Genève rend un émouvant dernier hommage à S. Moutinot

Jeudi 27 avril 2006
La Cathédrale Saint-Pierre était pleine pour dire adieu à l’épouse du conseiller d’Etat.
Elle avait promis d’être là, elle est venue. Micheline Calmy-Rey, présente surtout en amie du couple Moutinot plutôt qu’en tant que conseillère fédérale, a assisté hier après-midi, en compagnie d’une foule de personnalités et d’amis moins connus, aux obsèques de Suzanne Moutinot en la cathédrale Saint-Pierre.
Emportée le 19 avril par la maladie, alors qu’elle n’était âgée que de 54 ans, l’épouse de Laurent Moutinot laisse trois grands enfants. Au cours d’une cérémonie sobre, mais émouvante, c’est le portait d’une femme «à la personnalité forte et rayonnante» qui est apparu.
Lumineuse aussi sans doute. Comme cette phrase de Mme Moutinot, rappelée lors du service par la pasteure Lytta Basset, au sujet de la passion pour le chant qui l’avait saisie il y a six ans: «Accoucher de sa voix, c’est un peu comme accoucher de soi-même. »
Le goût des voyages
Un frisson parcourt ensuite l’assemblée lorsque l’amie et professeur de la défunte entonne l’Ave Maria de Schubert, «le dernier chant appris et fort bien chanté paraît-il par Suzanne Moutinot».
Très loin d’avoir vécu dans l’ombre de son mari (elle refusait d’apparaître à ses côtés lors des événements officiels), Suzanne Moutinot partageait en revanche le goût du conseiller d’Etat pour les voyages.
Elle aura marqué ceux qui la côtoyaient «par sa vitalité, sa joie de vivre, son humanité, ou encore son écoute». Médecin, mère de famille, très engagée dans le milieu associatif, elle aura mené toutes ces activités en s’attirant partout sympathie et respect.

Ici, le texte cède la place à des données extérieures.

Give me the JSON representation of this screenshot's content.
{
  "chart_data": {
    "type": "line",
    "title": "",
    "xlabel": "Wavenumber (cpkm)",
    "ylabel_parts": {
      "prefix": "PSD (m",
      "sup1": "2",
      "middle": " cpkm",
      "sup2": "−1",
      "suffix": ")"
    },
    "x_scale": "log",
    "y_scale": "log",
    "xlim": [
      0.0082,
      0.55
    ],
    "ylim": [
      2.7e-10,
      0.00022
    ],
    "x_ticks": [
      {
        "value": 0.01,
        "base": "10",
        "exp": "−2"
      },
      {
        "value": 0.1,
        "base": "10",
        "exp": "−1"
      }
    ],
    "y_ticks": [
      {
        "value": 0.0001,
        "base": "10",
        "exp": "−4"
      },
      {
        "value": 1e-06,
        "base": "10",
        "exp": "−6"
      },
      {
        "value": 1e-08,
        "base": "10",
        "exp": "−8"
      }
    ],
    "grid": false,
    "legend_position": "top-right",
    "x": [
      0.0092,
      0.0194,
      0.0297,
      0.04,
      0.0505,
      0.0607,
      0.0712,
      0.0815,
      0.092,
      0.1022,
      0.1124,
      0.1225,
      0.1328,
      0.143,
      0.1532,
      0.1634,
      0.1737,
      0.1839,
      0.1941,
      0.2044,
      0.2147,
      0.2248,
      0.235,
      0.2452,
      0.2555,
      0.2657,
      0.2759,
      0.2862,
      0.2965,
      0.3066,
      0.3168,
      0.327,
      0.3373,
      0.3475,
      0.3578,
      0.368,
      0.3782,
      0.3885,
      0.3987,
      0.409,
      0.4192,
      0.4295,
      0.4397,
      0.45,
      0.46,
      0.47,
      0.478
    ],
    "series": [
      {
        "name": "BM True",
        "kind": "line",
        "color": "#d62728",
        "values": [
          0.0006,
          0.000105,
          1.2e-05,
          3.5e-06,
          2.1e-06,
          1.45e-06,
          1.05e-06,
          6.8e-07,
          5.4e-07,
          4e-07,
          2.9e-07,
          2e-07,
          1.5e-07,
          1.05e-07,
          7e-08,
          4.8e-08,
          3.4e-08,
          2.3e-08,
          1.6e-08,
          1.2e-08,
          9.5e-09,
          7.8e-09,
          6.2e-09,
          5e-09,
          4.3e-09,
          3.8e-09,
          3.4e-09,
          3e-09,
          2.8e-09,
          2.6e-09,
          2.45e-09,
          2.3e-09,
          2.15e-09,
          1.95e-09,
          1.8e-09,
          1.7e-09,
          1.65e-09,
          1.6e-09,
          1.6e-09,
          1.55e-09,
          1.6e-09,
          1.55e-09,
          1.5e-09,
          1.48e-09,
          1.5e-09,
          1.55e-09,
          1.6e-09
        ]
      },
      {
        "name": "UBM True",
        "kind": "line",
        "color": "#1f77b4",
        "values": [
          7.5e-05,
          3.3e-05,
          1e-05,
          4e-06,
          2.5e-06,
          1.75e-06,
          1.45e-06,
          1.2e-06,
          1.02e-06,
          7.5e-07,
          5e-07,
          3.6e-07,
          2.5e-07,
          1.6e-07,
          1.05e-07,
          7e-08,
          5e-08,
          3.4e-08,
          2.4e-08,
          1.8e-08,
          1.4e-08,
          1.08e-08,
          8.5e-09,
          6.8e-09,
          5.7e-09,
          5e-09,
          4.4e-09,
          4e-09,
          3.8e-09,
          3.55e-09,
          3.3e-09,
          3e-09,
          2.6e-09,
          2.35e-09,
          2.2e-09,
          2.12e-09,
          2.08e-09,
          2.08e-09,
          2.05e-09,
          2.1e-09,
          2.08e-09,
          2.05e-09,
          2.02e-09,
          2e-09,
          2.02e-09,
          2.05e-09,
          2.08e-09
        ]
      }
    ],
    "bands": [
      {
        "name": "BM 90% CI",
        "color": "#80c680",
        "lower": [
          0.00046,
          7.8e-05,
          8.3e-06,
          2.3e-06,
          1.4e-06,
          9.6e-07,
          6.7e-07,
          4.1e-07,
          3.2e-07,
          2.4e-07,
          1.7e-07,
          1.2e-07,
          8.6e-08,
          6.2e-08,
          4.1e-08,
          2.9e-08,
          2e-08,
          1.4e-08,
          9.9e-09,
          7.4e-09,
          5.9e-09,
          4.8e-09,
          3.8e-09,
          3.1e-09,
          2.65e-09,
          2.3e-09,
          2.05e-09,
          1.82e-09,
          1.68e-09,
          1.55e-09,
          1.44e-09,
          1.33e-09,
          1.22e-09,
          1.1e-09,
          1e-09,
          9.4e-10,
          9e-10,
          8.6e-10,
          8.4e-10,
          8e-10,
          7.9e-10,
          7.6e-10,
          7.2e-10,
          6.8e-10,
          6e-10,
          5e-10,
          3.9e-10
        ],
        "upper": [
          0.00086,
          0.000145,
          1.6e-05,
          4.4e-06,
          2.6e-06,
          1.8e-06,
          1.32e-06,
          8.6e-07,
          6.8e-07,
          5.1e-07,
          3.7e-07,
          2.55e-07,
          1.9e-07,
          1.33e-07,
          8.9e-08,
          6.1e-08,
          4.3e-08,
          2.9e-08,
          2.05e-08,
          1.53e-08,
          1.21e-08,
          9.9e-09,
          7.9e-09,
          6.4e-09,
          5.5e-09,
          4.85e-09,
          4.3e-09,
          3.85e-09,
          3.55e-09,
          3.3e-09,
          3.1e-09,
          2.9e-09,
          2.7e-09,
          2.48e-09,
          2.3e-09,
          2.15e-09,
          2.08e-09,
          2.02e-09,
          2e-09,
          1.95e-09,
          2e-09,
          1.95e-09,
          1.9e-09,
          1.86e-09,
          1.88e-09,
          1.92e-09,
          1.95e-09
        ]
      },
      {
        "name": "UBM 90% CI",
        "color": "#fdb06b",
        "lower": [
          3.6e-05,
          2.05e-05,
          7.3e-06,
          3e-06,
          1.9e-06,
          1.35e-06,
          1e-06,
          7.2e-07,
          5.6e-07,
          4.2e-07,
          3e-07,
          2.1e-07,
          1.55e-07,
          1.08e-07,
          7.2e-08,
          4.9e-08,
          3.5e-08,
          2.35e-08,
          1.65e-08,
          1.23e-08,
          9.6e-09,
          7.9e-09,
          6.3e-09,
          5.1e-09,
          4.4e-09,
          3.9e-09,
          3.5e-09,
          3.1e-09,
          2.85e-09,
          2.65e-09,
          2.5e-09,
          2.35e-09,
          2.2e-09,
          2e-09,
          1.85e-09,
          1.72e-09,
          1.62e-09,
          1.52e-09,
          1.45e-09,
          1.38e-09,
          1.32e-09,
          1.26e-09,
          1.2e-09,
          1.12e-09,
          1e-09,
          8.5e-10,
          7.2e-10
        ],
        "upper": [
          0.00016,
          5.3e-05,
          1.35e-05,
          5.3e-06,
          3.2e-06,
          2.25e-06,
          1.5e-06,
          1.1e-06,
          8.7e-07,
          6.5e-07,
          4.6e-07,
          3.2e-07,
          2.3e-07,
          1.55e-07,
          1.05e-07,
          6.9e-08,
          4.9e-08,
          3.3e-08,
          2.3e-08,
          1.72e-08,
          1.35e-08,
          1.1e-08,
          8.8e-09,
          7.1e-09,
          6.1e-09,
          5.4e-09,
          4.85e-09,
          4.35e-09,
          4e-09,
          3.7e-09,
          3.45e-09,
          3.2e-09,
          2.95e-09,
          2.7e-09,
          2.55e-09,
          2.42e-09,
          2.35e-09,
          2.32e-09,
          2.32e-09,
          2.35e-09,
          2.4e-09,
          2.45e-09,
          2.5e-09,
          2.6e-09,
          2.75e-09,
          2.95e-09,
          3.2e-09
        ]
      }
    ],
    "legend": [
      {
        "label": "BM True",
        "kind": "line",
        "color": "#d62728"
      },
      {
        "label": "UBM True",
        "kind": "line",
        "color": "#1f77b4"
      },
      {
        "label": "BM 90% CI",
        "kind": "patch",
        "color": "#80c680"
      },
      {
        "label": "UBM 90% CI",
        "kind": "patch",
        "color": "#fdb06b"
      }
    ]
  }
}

Et tous étaient là, mercredi, emplissant la cathédrale, tentant d’apporter à cette famille meurtrie un peu de chaleur et de réconfort.
Les six collègues de Laurent Moutinot bien sûr, de nombreux anciens conseillers d’Etat, mais également des avocats de l’Asloca et de nombreux amis des associations.